President Barack Obama signed two executive actions today designed to shed light on the pay practices of federal contractors, which he said will help eliminate salary disparities between men and women.
“Our job’s not finished yet,” Obama said to a predominantly female audience in the East Room of the White House. “America should be a level playing field, a fair race for everybody.”
The first order prohibits federal contractors from retaliating against employees for discussing their pay. The president also directed the Labor Department to draft rules requiring contractors to provide the government with pay data by sex and race.
Today’s actions mark the latest effort by Obama to highlight differences with Republicans on issues affecting women, in part to rally support for Democrats in the 2014 mid-term elections. He used the event to criticize Republicans for blocking Democratic initiatives to raise worker pay and for budget proposals that he said recycle discredited fiscal ideas.
Obama urged the Senate to pass legislation pushed by Democratic lawmakers that would apply tougher standards to employers defending themselves against claims of sex discrimination on wages. Some Republicans have opposed the legislation, saying it would hurt economic growth.
“Everybody should pay attention” to how lawmakers vote on the measure, Obama said.
Carrie Lukas, managing director for the Independent Women’s Forum, which describes its goal as “increasing the number of women who value free markets and personal liberty,” said the Senate measure would force employers “toward more rigid, one-size-fits-all compensation packages.”
She said in a statement that it benefits lawyers who file class action lawsuits more than female workers.
Senate Minority Leader Mitch McConnell, a Kentucky Republican, said on the Senate floor today that the Democrats’ initiative is part of “a never-ending political road show.”

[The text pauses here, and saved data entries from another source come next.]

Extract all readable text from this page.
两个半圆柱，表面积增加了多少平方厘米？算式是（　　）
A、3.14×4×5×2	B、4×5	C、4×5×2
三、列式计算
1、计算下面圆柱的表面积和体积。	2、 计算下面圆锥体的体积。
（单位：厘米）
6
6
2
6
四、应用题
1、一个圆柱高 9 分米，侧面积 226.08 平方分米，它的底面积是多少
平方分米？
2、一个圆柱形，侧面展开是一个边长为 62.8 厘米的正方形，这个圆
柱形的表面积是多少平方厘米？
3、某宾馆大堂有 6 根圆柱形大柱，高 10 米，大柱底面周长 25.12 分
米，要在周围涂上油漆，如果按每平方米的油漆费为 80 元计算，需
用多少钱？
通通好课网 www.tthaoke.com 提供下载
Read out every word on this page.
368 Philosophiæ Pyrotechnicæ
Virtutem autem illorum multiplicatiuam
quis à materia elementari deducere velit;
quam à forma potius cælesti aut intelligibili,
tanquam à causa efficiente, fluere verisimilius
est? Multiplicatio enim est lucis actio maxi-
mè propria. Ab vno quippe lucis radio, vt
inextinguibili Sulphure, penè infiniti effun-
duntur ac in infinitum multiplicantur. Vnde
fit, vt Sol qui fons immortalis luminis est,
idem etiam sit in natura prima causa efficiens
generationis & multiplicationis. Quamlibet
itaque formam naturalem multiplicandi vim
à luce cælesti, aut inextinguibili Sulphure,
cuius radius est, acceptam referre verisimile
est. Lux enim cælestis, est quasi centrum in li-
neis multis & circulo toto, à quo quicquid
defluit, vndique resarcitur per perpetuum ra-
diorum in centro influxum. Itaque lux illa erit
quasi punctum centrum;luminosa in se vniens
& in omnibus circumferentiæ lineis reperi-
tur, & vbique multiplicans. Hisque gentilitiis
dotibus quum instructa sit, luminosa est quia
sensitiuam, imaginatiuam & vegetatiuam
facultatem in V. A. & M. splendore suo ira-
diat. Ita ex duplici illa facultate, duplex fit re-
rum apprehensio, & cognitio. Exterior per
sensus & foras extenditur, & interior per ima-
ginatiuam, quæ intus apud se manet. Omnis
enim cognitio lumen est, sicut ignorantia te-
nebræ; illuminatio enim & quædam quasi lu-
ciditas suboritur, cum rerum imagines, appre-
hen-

Among those attending the White House event was Lilly Ledbetter, a former Goodyear Tire & Rubber Co. manager who sued the firm after discovering near the end of a 19-year career that she was being paid more than $13,000 less than three male colleagues. Her case was thrown out after the U.S. Supreme Court ruled she missed a deadline for filing the lawsuit.
“My bill was just an important first step in the fight for fair pay,” Ledbetter said in introducing the president.
The Lilly Ledbetter Fair Pay Act, which provides employees more time to file such lawsuits, was the first legislation Obama signed into law when he took office in 2009.
Valerie Jarrett, the president’s senior adviser, said on a conference call yesterday that the equal pay issue is as much about economic growth as it is about fairness.
“For the United States to remain globally competitive, this issue must be addressed,” Jarrett said.
The Democrat-led Senate may also consider this month a measure to raise the minimum wage to $10.10 an hour, another item administration and Democratic officials say will help women. More than two-thirds of minimum wage workers are female, according to the AFL-CIO, the nation’s largest labor federation.
While Obama has championed equal pay since taking office, he has come pressure from some women’s groups in the past to boost the role of women in the White House and in his cabinet. Women make up about 53 percent of the electorate and gave Obama a decisive majority of their votes.
The White House staff roughly reflects the nation’s gender balance, with women in about half of almost 500 jobs with salaries ranging from $41,000 a year for staff assistance to $172,200 for senior advisers and assistants to the president, a group that includes Jarrett and press secretary Jay Carney.
Of the 22 White House employees listed in a 2013 annual report to Congress as making the top salary, 10 are women. Of the 55 at the lowest end of the pay scale, 24 are women.
An analysis of the salary report done in February by University of Michigan economics professor Mark Perry for the American Enterprise Institute, a Washington policy research organization, criticized the administration for its own gender gap when it comes to pay. It concluded the median salary for women in the White House was $65,000 and $73,729 for men.
Obama and his aides frequently cite a figure that women earn 77 cents for every dollar earned by men, a statistic criticized by administration opponents as misleading because it doesn’t account for differences in education and occupation.
Asked yesterday about the AEI figures, Carney said women are well represented in the top ranks of the administration and that the median figure is better than the national average.
“And when it comes to the bottom line that women who do the same work as men have to be paid the same, there is no question that that is happening here at the White House at every level,” he said.